Upsolve is a nonprofit online web application that enables low-income Americans to file for Chapter 7 bankruptcy on their own.

History 

Upsolve received seed funding from Y Combinator, the Legal Services Corporation, the Robin Hood Foundation, Harvard University, and former Google CEO Eric Schmidt.

Upsolve was inspired by the Financial Distress Research Project, launched by Professors Jim Greiner (Harvard Law School), Dalié Jiménez (University of California, Irvine School of Law), and Lois Lupica (University of Maine Law School) to study the effectiveness of self-help material in assisting low-income Americans through their legal problems. In 2016, Upsolve spun out of the Access to Justice Lab at Harvard Law School.

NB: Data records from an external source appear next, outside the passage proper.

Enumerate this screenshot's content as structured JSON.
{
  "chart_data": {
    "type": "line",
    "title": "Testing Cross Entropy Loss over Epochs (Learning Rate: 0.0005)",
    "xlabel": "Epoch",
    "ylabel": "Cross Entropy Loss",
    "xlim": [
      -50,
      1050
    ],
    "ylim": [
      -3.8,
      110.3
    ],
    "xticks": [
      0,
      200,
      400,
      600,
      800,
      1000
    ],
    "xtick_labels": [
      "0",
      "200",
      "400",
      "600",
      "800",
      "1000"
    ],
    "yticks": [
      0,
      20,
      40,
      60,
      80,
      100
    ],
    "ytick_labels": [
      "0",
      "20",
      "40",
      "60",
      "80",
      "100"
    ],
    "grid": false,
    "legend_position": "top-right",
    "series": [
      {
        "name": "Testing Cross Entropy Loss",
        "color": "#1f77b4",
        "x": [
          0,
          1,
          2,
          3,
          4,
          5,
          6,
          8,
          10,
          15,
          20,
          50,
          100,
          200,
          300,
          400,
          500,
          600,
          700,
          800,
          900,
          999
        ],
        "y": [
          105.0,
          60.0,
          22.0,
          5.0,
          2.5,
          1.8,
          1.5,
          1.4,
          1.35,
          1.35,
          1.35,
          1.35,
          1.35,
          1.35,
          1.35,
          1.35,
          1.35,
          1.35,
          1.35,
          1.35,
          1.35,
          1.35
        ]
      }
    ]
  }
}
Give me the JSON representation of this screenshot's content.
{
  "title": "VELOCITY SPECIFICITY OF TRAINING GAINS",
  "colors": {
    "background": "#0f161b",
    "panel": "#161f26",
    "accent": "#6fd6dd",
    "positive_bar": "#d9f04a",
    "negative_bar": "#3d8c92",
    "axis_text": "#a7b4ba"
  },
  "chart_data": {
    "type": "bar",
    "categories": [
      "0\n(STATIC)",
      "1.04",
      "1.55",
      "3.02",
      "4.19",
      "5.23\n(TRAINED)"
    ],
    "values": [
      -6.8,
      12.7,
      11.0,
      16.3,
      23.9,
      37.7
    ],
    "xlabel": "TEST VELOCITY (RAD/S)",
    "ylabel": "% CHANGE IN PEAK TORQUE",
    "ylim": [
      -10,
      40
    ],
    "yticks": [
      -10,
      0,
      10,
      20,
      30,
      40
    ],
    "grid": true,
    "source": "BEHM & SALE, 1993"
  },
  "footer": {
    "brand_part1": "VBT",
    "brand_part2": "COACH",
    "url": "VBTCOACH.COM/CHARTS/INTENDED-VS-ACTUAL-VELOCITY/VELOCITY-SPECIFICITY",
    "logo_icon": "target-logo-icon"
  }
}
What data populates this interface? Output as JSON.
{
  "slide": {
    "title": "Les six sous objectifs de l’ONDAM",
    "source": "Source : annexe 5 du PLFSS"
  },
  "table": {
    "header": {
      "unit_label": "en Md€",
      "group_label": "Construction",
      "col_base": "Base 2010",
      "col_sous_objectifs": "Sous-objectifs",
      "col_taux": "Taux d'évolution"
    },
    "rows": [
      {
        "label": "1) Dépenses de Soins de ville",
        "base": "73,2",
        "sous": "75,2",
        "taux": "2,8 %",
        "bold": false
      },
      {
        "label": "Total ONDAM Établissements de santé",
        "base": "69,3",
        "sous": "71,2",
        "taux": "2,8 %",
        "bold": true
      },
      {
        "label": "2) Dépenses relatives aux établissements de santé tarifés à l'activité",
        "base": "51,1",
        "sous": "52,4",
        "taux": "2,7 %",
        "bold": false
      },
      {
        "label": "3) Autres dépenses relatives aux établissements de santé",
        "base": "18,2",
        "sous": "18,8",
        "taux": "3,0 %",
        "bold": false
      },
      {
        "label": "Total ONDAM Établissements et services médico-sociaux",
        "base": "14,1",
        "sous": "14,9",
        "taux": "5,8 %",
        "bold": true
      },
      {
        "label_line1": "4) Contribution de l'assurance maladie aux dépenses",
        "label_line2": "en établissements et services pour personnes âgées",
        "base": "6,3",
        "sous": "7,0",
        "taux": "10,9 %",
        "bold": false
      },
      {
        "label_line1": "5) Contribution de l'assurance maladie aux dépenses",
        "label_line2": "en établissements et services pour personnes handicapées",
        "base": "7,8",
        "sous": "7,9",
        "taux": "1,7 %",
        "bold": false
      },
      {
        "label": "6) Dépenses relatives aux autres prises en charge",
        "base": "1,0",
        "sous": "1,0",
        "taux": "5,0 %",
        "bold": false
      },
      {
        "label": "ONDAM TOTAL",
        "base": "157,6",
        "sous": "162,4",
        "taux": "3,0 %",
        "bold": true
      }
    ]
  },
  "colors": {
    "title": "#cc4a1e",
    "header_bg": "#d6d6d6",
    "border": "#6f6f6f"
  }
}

Upsolve began by serving low-income residents of New York City before expanding to the rest of the United States.

Process 

Users take an online screener to see if they qualify for assistance from Upsolve. If they qualify, users then answer a series of questions on the Upsolve web application about their financial situation. When users finish answering questions, Upsolve's application populates the bankruptcy forms.

After the paperwork review is finished, users print and deliver their completed bankruptcy paperwork to the court on their own. Upsolve is free for end users.

In 2020, TIME named Upsolve to its annual 100 best inventions of the year list. In 2018, the American Bar Association Journal named Upsolve a top web tool.